Là, espère, j’en morfle un coup dans la gueule : « MA jeune fille ! ».

Y aurait des déprédations sur la façade san-antoniaise, ou quoi ?

Je m’accorde un coup de périscope dans une grande glace opportune qui dissipe mon inquiétude.

On est indulgent avec soi-même.

CHAPITRE

Ayant jeté ma valoche sur le couvre-lit, je propose à Eve de nous rendre à la clape tout de suite : je déballerai mes effets mas tarde, comme disent les Espagnols.

La salle à manger vitrée donne sur la Charente, aimable fleuve côtier qui subit le mouvement des marées encore assez loin de son embouchure. De gros bateaux le remontent aux heures propices. Vision surprenante que celle de ces barlus ventrus semblant déambuler à travers la campagne. Surréaliste, je trouve. Moi dont les origines sont alpines, je suis fasciné par cette ambiance océanique aux horizons plats.

Je mate les rives provisoirement nues, me demandant si l’eau continue de baisser ou si, au contraire, elle regrimpe peinardos. C’est un peu comme la lune : je ne sais jamais où elle en est de ses changements de quartier.

La gosse ne moufte pas, gagnée elle aussi par la paix qui nous entoure.

Le maître d’hôtel nous rambine avec son menu grand format qui raconte plein de bonnes choses. Je demande à ma protégée ce qu’elle aimerait manger ; elle me dit n’avoir aucune idée et me laisse décider.

J’opte pour des moules à la crème, la crêpe aux fruits de mer et des côtes d’agneau. Elle récrie que c’est trop. A quoi, en parfait produit de la société de consommation, je rétorque qu’il vaut mieux plus que moins. Une boutanche de muscadet sur lie complétera nos agapes.

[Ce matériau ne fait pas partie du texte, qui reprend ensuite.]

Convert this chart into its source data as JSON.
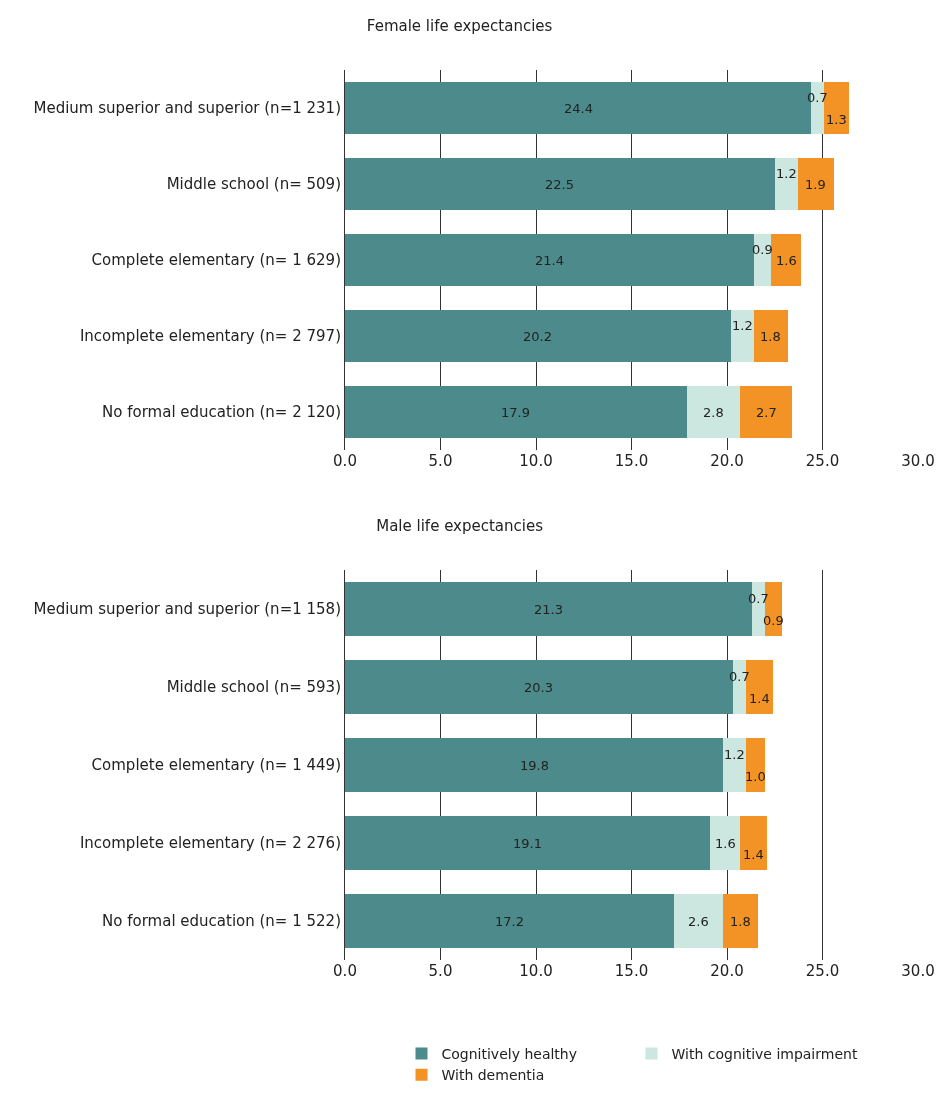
{
  "chart_data": [
    {
      "type": "bar",
      "title": "Female life expectancies",
      "orientation": "horizontal",
      "stacked": true,
      "categories": [
        "Medium superior and superior (n=1 231)",
        "Middle school (n= 509)",
        "Complete elementary (n= 1 629)",
        "Incomplete elementary (n= 2 797)",
        "No formal education (n= 2 120)"
      ],
      "series": [
        {
          "color": "#4d8a8b",
          "values": [
            24.4,
            22.5,
            21.4,
            20.2,
            17.9
          ],
          "value_labels": [
            "24.4",
            "22.5",
            "21.4",
            "20.2",
            "17.9"
          ]
        },
        {
          "color": "#cce6e0",
          "values": [
            0.7,
            1.2,
            0.9,
            1.2,
            2.8
          ],
          "value_labels": [
            "0.7",
            "1.2",
            "0.9",
            "1.2",
            "2.8"
          ]
        },
        {
          "color": "#f39325",
          "values": [
            1.3,
            1.9,
            1.6,
            1.8,
            2.7
          ],
          "value_labels": [
            "1.3",
            "1.9",
            "1.6",
            "1.8",
            "2.7"
          ]
        }
      ],
      "xlim": [
        0,
        30
      ],
      "xticks": [
        {
          "value": 0,
          "label": "0.0"
        },
        {
          "value": 5,
          "label": "5.0"
        },
        {
          "value": 10,
          "label": "10.0"
        },
        {
          "value": 15,
          "label": "15.0"
        },
        {
          "value": 20,
          "label": "20.0"
        },
        {
          "value": 25,
          "label": "25.0"
        },
        {
          "value": 30,
          "label": "30.0"
        }
      ],
      "grid": "x",
      "legend": false
    },
    {
      "type": "bar",
      "title": "Male life expectancies",
      "orientation": "horizontal",
      "stacked": true,
      "categories": [
        "Medium superior and superior (n=1 158)",
        "Middle school (n= 593)",
        "Complete elementary (n= 1 449)",
        "Incomplete elementary (n= 2 276)",
        "No formal education (n= 1 522)"
      ],
      "series": [
        {
          "name": "Cognitively healthy",
          "color": "#4d8a8b",
          "values": [
            21.3,
            20.3,
            19.8,
            19.1,
            17.2
          ],
          "value_labels": [
            "21.3",
            "20.3",
            "19.8",
            "19.1",
            "17.2"
          ]
        },
        {
          "name": "With cognitive impairment",
          "color": "#cce6e0",
          "values": [
            0.7,
            0.7,
            1.2,
            1.6,
            2.6
          ],
          "value_labels": [
            "0.7",
            "0.7",
            "1.2",
            "1.6",
            "2.6"
          ]
        },
        {
          "name": "With dementia",
          "color": "#f39325",
          "values": [
            0.9,
            1.4,
            1.0,
            1.4,
            1.8
          ],
          "value_labels": [
            "0.9",
            "1.4",
            "1.0",
            "1.4",
            "1.8"
          ]
        }
      ],
      "xlim": [
        0,
        30
      ],
      "xticks": [
        {
          "value": 0,
          "label": "0.0"
        },
        {
          "value": 5,
          "label": "5.0"
        },
        {
          "value": 10,
          "label": "10.0"
        },
        {
          "value": 15,
          "label": "15.0"
        },
        {
          "value": 20,
          "label": "20.0"
        },
        {
          "value": 25,
          "label": "25.0"
        },
        {
          "value": 30,
          "label": "30.0"
        }
      ],
      "grid": "x",
      "legend": "bottom"
    }
  ]
}
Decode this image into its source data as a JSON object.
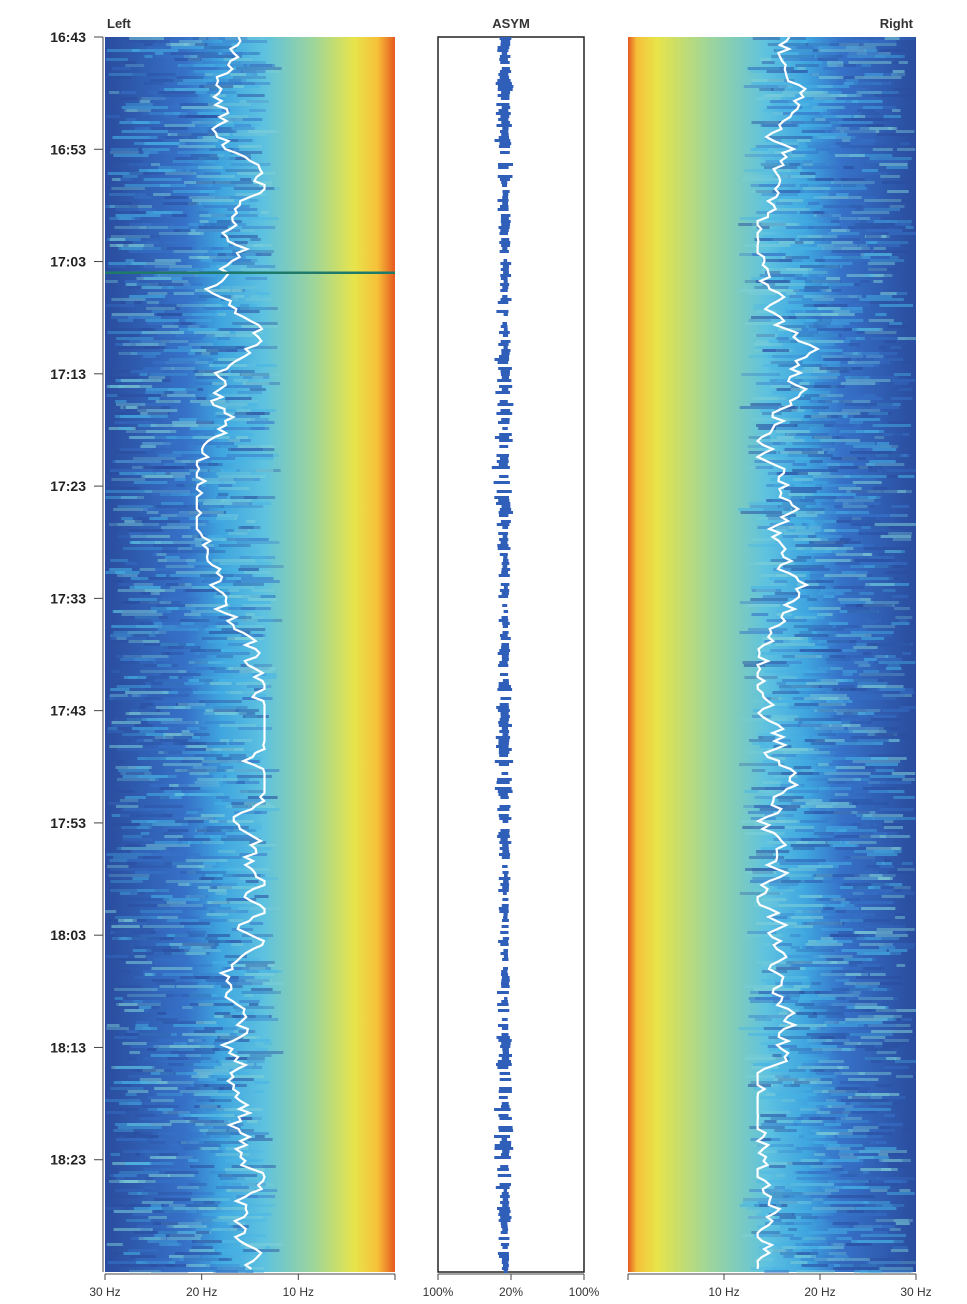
{
  "chart_data": {
    "type": "heatmap",
    "panels": [
      {
        "id": "left",
        "title": "Left",
        "x_axis": {
          "range_hz": [
            30,
            0
          ],
          "reversed": true,
          "tick_labels": [
            "30 Hz",
            "20 Hz",
            "10 Hz"
          ],
          "tick_values": [
            30,
            20,
            10
          ]
        },
        "colormap": [
          "#2b4aa0",
          "#3a78d0",
          "#46b3e6",
          "#8fd3a8",
          "#e6e84a",
          "#f7c43a",
          "#e8541e"
        ],
        "white_trace_hz_range": [
          15,
          19
        ]
      },
      {
        "id": "asym",
        "title": "ASYM",
        "x_axis": {
          "tick_labels": [
            "100%",
            "20%",
            "100%"
          ]
        },
        "bar_color": "#2f5fb8"
      },
      {
        "id": "right",
        "title": "Right",
        "x_axis": {
          "range_hz": [
            0,
            30
          ],
          "reversed": false,
          "tick_labels": [
            "10 Hz",
            "20 Hz",
            "30 Hz"
          ],
          "tick_values": [
            10,
            20,
            30
          ]
        },
        "colormap": [
          "#2b4aa0",
          "#3a78d0",
          "#46b3e6",
          "#8fd3a8",
          "#e6e84a",
          "#f7c43a",
          "#e8541e"
        ],
        "white_trace_hz_range": [
          15,
          20
        ]
      }
    ],
    "y_axis": {
      "time_labels": [
        "16:43",
        "16:53",
        "17:03",
        "17:13",
        "17:23",
        "17:33",
        "17:43",
        "17:53",
        "18:03",
        "18:13",
        "18:23"
      ],
      "start": "16:43",
      "end": "18:33",
      "step_minutes": 10
    },
    "events": [
      {
        "time": "17:04",
        "panel": "left",
        "kind": "horizontal-line",
        "color": "#1f7a6a"
      }
    ]
  }
}
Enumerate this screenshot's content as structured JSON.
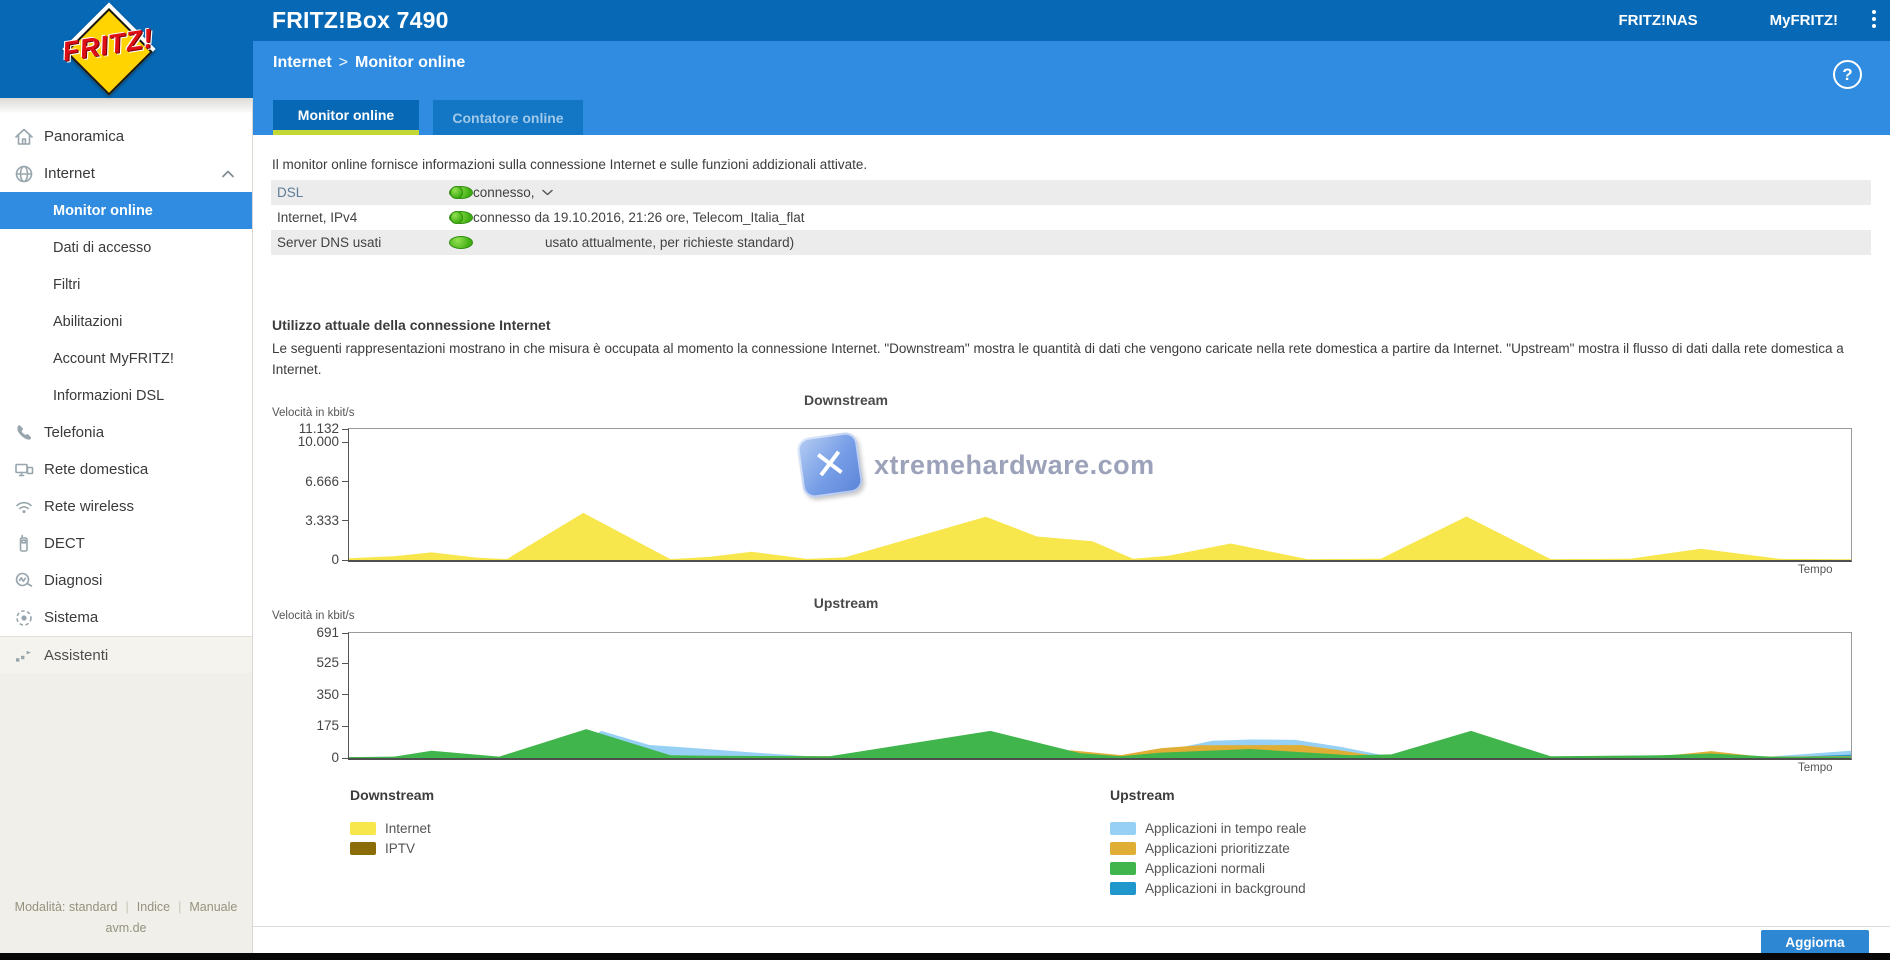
{
  "header": {
    "product": "FRITZ!Box 7490",
    "links": [
      {
        "label": "FRITZ!NAS"
      },
      {
        "label": "MyFRITZ!"
      }
    ]
  },
  "logo": {
    "text": "FRITZ!"
  },
  "breadcrumb": {
    "section": "Internet",
    "separator": ">",
    "page": "Monitor online"
  },
  "tabs": [
    {
      "label": "Monitor online",
      "active": true
    },
    {
      "label": "Contatore online",
      "active": false
    }
  ],
  "help": {
    "glyph": "?"
  },
  "sidebar": {
    "items": [
      {
        "label": "Panoramica",
        "icon": "home-icon"
      },
      {
        "label": "Internet",
        "icon": "globe-icon",
        "expanded": true,
        "children": [
          {
            "label": "Monitor online",
            "active": true
          },
          {
            "label": "Dati di accesso"
          },
          {
            "label": "Filtri"
          },
          {
            "label": "Abilitazioni"
          },
          {
            "label": "Account MyFRITZ!"
          },
          {
            "label": "Informazioni DSL"
          }
        ]
      },
      {
        "label": "Telefonia",
        "icon": "phone-icon"
      },
      {
        "label": "Rete domestica",
        "icon": "network-icon"
      },
      {
        "label": "Rete wireless",
        "icon": "wifi-icon"
      },
      {
        "label": "DECT",
        "icon": "dect-icon"
      },
      {
        "label": "Diagnosi",
        "icon": "diagnosis-icon"
      },
      {
        "label": "Sistema",
        "icon": "system-icon"
      },
      {
        "label": "Assistenti",
        "icon": "assistant-icon"
      }
    ],
    "footer": {
      "mode": "Modalità: standard",
      "links": [
        "Indice",
        "Manuale"
      ],
      "site": "avm.de"
    }
  },
  "intro": "Il monitor online fornisce informazioni sulla connessione Internet e sulle funzioni addizionali attivate.",
  "status_table": {
    "rows": [
      {
        "label": "DSL",
        "led": "green",
        "value": "connesso,"
      },
      {
        "label": "Internet, IPv4",
        "led": "green",
        "value": "connesso da 19.10.2016, 21:26 ore, Telecom_Italia_flat"
      },
      {
        "label": "Server DNS usati",
        "led": "none",
        "value": "usato attualmente, per richieste standard)"
      }
    ]
  },
  "usage_section": {
    "heading": "Utilizzo attuale della connessione Internet",
    "description": "Le seguenti rappresentazioni mostrano in che misura è occupata al momento la connessione Internet. \"Downstream\" mostra le quantità di dati che vengono caricate nella rete domestica a partire da Internet. \"Upstream\" mostra il flusso di dati dalla rete domestica a Internet."
  },
  "watermark": {
    "text": "xtremehardware.com",
    "glyph": "✕"
  },
  "chart_data": [
    {
      "type": "area",
      "title": "Downstream",
      "ylabel": "Velocità in kbit/s",
      "xlabel": "Tempo",
      "ylim": [
        0,
        11132
      ],
      "yticks": [
        {
          "value": 11132,
          "label": "11.132"
        },
        {
          "value": 10000,
          "label": "10.000"
        },
        {
          "value": 6666,
          "label": "6.666"
        },
        {
          "value": 3333,
          "label": "3.333"
        },
        {
          "value": 0,
          "label": "0"
        }
      ],
      "x_unit": "fraction_of_time_window",
      "grid": false,
      "draw_order": [
        0,
        1
      ],
      "series": [
        {
          "name": "Internet",
          "color": "#f7e64c",
          "points": [
            [
              0,
              150
            ],
            [
              0.03,
              320
            ],
            [
              0.055,
              650
            ],
            [
              0.085,
              200
            ],
            [
              0.105,
              80
            ],
            [
              0.156,
              4000
            ],
            [
              0.214,
              80
            ],
            [
              0.24,
              260
            ],
            [
              0.268,
              700
            ],
            [
              0.305,
              90
            ],
            [
              0.33,
              220
            ],
            [
              0.424,
              3680
            ],
            [
              0.458,
              2000
            ],
            [
              0.495,
              1600
            ],
            [
              0.522,
              100
            ],
            [
              0.545,
              350
            ],
            [
              0.587,
              1400
            ],
            [
              0.638,
              80
            ],
            [
              0.687,
              110
            ],
            [
              0.744,
              3700
            ],
            [
              0.8,
              80
            ],
            [
              0.853,
              110
            ],
            [
              0.9,
              950
            ],
            [
              0.953,
              90
            ],
            [
              1,
              70
            ]
          ]
        },
        {
          "name": "IPTV",
          "color": "#8a6c08",
          "points": [
            [
              0,
              0
            ],
            [
              1,
              0
            ]
          ]
        }
      ]
    },
    {
      "type": "area",
      "title": "Upstream",
      "ylabel": "Velocità in kbit/s",
      "xlabel": "Tempo",
      "ylim": [
        0,
        691
      ],
      "yticks": [
        {
          "value": 691,
          "label": "691"
        },
        {
          "value": 525,
          "label": "525"
        },
        {
          "value": 350,
          "label": "350"
        },
        {
          "value": 175,
          "label": "175"
        },
        {
          "value": 0,
          "label": "0"
        }
      ],
      "x_unit": "fraction_of_time_window",
      "grid": false,
      "draw_order": [
        0,
        3,
        1,
        2
      ],
      "series": [
        {
          "name": "Applicazioni in tempo reale",
          "color": "#96d0f4",
          "points": [
            [
              0,
              4
            ],
            [
              0.12,
              6
            ],
            [
              0.145,
              18
            ],
            [
              0.168,
              150
            ],
            [
              0.2,
              72
            ],
            [
              0.23,
              55
            ],
            [
              0.27,
              30
            ],
            [
              0.31,
              8
            ],
            [
              0.41,
              20
            ],
            [
              0.45,
              30
            ],
            [
              0.5,
              12
            ],
            [
              0.53,
              18
            ],
            [
              0.575,
              95
            ],
            [
              0.6,
              102
            ],
            [
              0.63,
              100
            ],
            [
              0.66,
              62
            ],
            [
              0.69,
              12
            ],
            [
              0.75,
              20
            ],
            [
              0.8,
              6
            ],
            [
              0.94,
              4
            ],
            [
              0.98,
              28
            ],
            [
              1,
              40
            ]
          ]
        },
        {
          "name": "Applicazioni prioritizzate",
          "color": "#e0ae34",
          "points": [
            [
              0,
              2
            ],
            [
              0.41,
              12
            ],
            [
              0.447,
              35
            ],
            [
              0.481,
              42
            ],
            [
              0.514,
              16
            ],
            [
              0.541,
              55
            ],
            [
              0.567,
              70
            ],
            [
              0.634,
              72
            ],
            [
              0.66,
              42
            ],
            [
              0.687,
              8
            ],
            [
              0.75,
              5
            ],
            [
              0.873,
              10
            ],
            [
              0.907,
              38
            ],
            [
              0.94,
              8
            ],
            [
              1,
              10
            ]
          ]
        },
        {
          "name": "Applicazioni normali",
          "color": "#3fb54b",
          "points": [
            [
              0,
              5
            ],
            [
              0.03,
              8
            ],
            [
              0.055,
              40
            ],
            [
              0.1,
              8
            ],
            [
              0.158,
              160
            ],
            [
              0.214,
              15
            ],
            [
              0.24,
              12
            ],
            [
              0.32,
              10
            ],
            [
              0.427,
              150
            ],
            [
              0.487,
              26
            ],
            [
              0.514,
              10
            ],
            [
              0.541,
              30
            ],
            [
              0.6,
              50
            ],
            [
              0.667,
              15
            ],
            [
              0.694,
              20
            ],
            [
              0.747,
              150
            ],
            [
              0.8,
              10
            ],
            [
              0.873,
              15
            ],
            [
              0.907,
              25
            ],
            [
              0.947,
              8
            ],
            [
              1,
              6
            ]
          ]
        },
        {
          "name": "Applicazioni in background",
          "color": "#2097cc",
          "points": [
            [
              0,
              2
            ],
            [
              0.95,
              2
            ],
            [
              0.985,
              14
            ],
            [
              1,
              18
            ]
          ]
        }
      ]
    }
  ],
  "legends": [
    {
      "heading": "Downstream",
      "items": [
        {
          "label": "Internet",
          "color": "#f7e64c"
        },
        {
          "label": "IPTV",
          "color": "#8a6c08"
        }
      ]
    },
    {
      "heading": "Upstream",
      "items": [
        {
          "label": "Applicazioni in tempo reale",
          "color": "#96d0f4"
        },
        {
          "label": "Applicazioni prioritizzate",
          "color": "#e0ae34"
        },
        {
          "label": "Applicazioni normali",
          "color": "#3fb54b"
        },
        {
          "label": "Applicazioni in background",
          "color": "#2097cc"
        }
      ]
    }
  ],
  "footer_bar": {
    "refresh_label": "Aggiorna"
  },
  "colors": {
    "header_blue": "#0769b5",
    "subheader_blue": "#2f8ce1",
    "tab_underline": "#c3d835",
    "active_nav": "#2f8ce1",
    "button_blue": "#2e87d2",
    "led_green": "#3fae12",
    "beige": "#f0efe9"
  }
}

Le crépuscule étend ce que le père Hugo appelait « ses voiles », image très forte, même pour un lecteur natif de Bourgoin-Jallieu où il n’est d’autres voiles que les chemises des petites Berjalliennes. Le ciel ballonné s’obscurcit langoureusement, en déclinant des lueurs allant du rose crevette à l’indigo.

— Bien, attaqué-je, avec cette brusquerie qui m’a empêché de devenir horloger ou artificier comme j’en ai caressé le dessein (des seins, j’en ai caressé d’autres depuis pour me consoler), parlons un peu de vous, ma gentille amie. Quelles tribulations vous ont amenée sous les roues d’un chauffard, dépourvue de tout viatique ?

Elle y va de son récit. Il est bref, assez banal, mais incite à la révolte :

— Mes parents sont divorcés. Mon père, qui est huissier de justice, s’est remarié avec une avocate dont il a un enfant. Ma mère travaille comme assistante chez un médecin, et tout me porte à croire qu’elle est devenue sa maîtresse, ce qui me fait mener une existence assez solitaire. Je me suis organisée dans ce demi-isolement. J’ai la passion de l’écriture et quand j’ai trop de vague à l’âme, je confie ma peine à un cahier à reliure spirale que je ne ferai jamais lire à personne. (Elle ne tient pas compte de mon amorce de geste protestataire et enchaîne :) Cet été, j’ai eu envie d’aller passer un mois dans une île. A défaut des Bermudes ou des Antilles, je suis venue à Oléron. N’étant pas fortunée, j’ai fait la route à vélo en trois étapes. Parvenue à destination, j’ai loué un bungalow d’une pièce dans un campement tenu par un affreux bonhomme qui, illico, a essayé de me sauter. Le genre de sadique-hydre, avec des tentacules répugnants qu’il promenait sur tout mon corps à la fois. Je lui ai déclaré que s’il insistait j’irais le dire à sa femme qui travaille avec lui. Il a laissé tomber ses privautés pendant quelques jours, mais sa pauvre épouse a dû se faire hospitaliser et, du coup, l’horrible personnage s’est déclenché et m’a vraiment persécutée.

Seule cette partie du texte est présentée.